Sometimes judgment is poor, and you may make the mistake of getting behind the wheel after consuming alcohol or another drug. You have no intention to harm; you simply think you are fine because you only had a few drinks. Next thing you know, a police officer pulls you over.
At a DUI stop, law enforcement often ask you to participate in a field sobriety test, which reveals common signs of impairment. This test is not mandatory for you to take. However, what should you do if police require you to provide a chemical sample (breath, blood or urine)?
When a chemical test is permissible
First, you need to know when police have the right to demand a chemical test. This can only happen following arrest for DUI, and they must have a reason to arrest you. Most of the time, breath tests are the popular choice, unless you are unconscious or are under the influence of drugs instead of alcohol.
South Dakota's implied consent law
Like many states, South Dakota has an implied consent law. This means that your choice to drive a car is automatic consent to the withdrawal of bodily substances for analysis. However, court rulings have decided that using force or doing it without your knowledge and express consent is illegal. Implied consent is insufficient.

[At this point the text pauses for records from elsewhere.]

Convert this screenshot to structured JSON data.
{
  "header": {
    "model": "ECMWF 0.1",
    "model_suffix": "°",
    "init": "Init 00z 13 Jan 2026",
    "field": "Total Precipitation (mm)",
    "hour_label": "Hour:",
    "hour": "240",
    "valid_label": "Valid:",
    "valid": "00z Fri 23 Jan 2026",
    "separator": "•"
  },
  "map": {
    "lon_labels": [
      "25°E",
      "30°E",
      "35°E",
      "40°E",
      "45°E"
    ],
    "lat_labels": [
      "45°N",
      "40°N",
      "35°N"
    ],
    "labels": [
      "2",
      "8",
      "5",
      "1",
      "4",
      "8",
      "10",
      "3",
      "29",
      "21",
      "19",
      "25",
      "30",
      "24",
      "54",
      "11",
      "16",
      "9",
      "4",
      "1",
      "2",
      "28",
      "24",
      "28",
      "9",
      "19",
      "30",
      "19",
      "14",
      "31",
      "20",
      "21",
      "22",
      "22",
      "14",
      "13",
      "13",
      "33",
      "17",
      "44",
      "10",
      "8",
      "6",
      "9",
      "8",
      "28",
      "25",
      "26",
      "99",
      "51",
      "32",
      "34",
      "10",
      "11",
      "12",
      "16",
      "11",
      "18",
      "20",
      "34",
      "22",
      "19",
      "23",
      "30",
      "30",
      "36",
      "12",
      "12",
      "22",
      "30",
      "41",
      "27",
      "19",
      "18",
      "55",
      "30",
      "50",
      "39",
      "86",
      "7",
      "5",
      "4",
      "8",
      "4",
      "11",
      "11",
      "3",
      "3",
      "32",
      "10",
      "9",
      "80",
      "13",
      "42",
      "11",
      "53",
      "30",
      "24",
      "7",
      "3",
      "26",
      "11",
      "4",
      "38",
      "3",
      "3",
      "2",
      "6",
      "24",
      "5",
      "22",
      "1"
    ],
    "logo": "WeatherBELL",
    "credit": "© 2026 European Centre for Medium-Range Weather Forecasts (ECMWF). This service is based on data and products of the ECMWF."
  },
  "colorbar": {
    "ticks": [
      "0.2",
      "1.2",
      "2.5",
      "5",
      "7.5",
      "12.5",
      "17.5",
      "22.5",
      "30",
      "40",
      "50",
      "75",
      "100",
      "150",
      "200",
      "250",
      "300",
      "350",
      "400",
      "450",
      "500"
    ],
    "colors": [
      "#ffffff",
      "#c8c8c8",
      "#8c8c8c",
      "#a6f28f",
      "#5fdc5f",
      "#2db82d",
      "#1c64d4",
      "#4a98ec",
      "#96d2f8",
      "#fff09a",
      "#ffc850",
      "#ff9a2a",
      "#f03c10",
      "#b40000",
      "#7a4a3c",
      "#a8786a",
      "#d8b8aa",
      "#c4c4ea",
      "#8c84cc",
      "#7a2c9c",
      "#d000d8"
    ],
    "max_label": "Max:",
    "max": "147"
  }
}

You also have the right to refuse. It can come with administrative consequences but not criminal punishment. Refusing results in immediate license suspension that will last a year. You can dispute this within 120 days of your arrest. In order to still get a blood sample from you, the officer must secure a warrant first to make you take the test. A warrant is not necessary for breath tests.
Should you comply?
As you can see, there are pros and cons to taking the test. The pro is that you are more likely to retain your license and deal with less legal drama. The con is that it can provide incriminating evidence. Even so, there are ways to invalidate test results.